Update: the disruption seems to have coincided with a large amount of traffic coming in from our upstreams (this is from an interface facing towards colocated servers, therefore “transmit” is data coming in from the internet, and this only shows the successfully forwarded traffic – total arriving traffic seems to have been approximately 60-70% higher than this):

Judging by the byte/packet ratio this appears to have been a huge flood of small packets, which is a weak spot with my current BGP routers – while they are able to handle large amounts of “normal” traffic (i.e. large packets for bulk data transfer), they just aren’t able to forward large numbers of small packets fast enough to keep up, hence the observed high levels of packet loss.

(As mentioned before on this site, I am working on preparing newer routers, which should be able to handle larger amounts of traffic. They are connected to the network for testing and final configuration and I hope to transfer the traffic load to them within the next few weeks, which will hopefully mitigate this kind of problem.)

Update 2023-04-01 19:05: We are again suffering huge amounts of incoming network traffic which is causing degraded performance – this will cause timeouts and other disruption to services. I have identified the traffic as huge numbers of DNS queries for random names in a specific domain. The traffic appears to be coming from a large number of different source IP addresses and is targetting the authoritative servers for the domain, so there is little way to distinguish the traffic from legitimate traffic until it reaches the target servers. I have disabled the targeted domain for the time being in case that helps mitigate the problem.

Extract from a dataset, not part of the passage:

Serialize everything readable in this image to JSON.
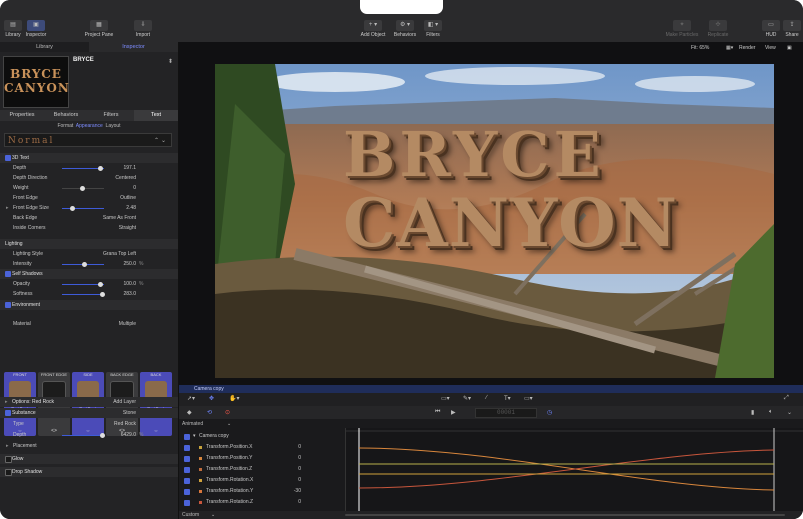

Update 2023-04-01 21:00: The client has changed the nameservers of the targeted domain(s) to point to the new distributed Servology nameserver network, which is not yet fully commissioned but which I can at least monitor, and which is hosted at other providers. This seems to have mitigated the problem – the attack traffic has shifted to the new nameservers and is no longer overloading the Servology colo network. I am sure the other, larger, providers who host the new nameservers are much better able to handle the traffic volumes involved – I have not seen any problems connecting to these other networks since the traffic shifted to them. I am going to declare this problem mitigated for the time being.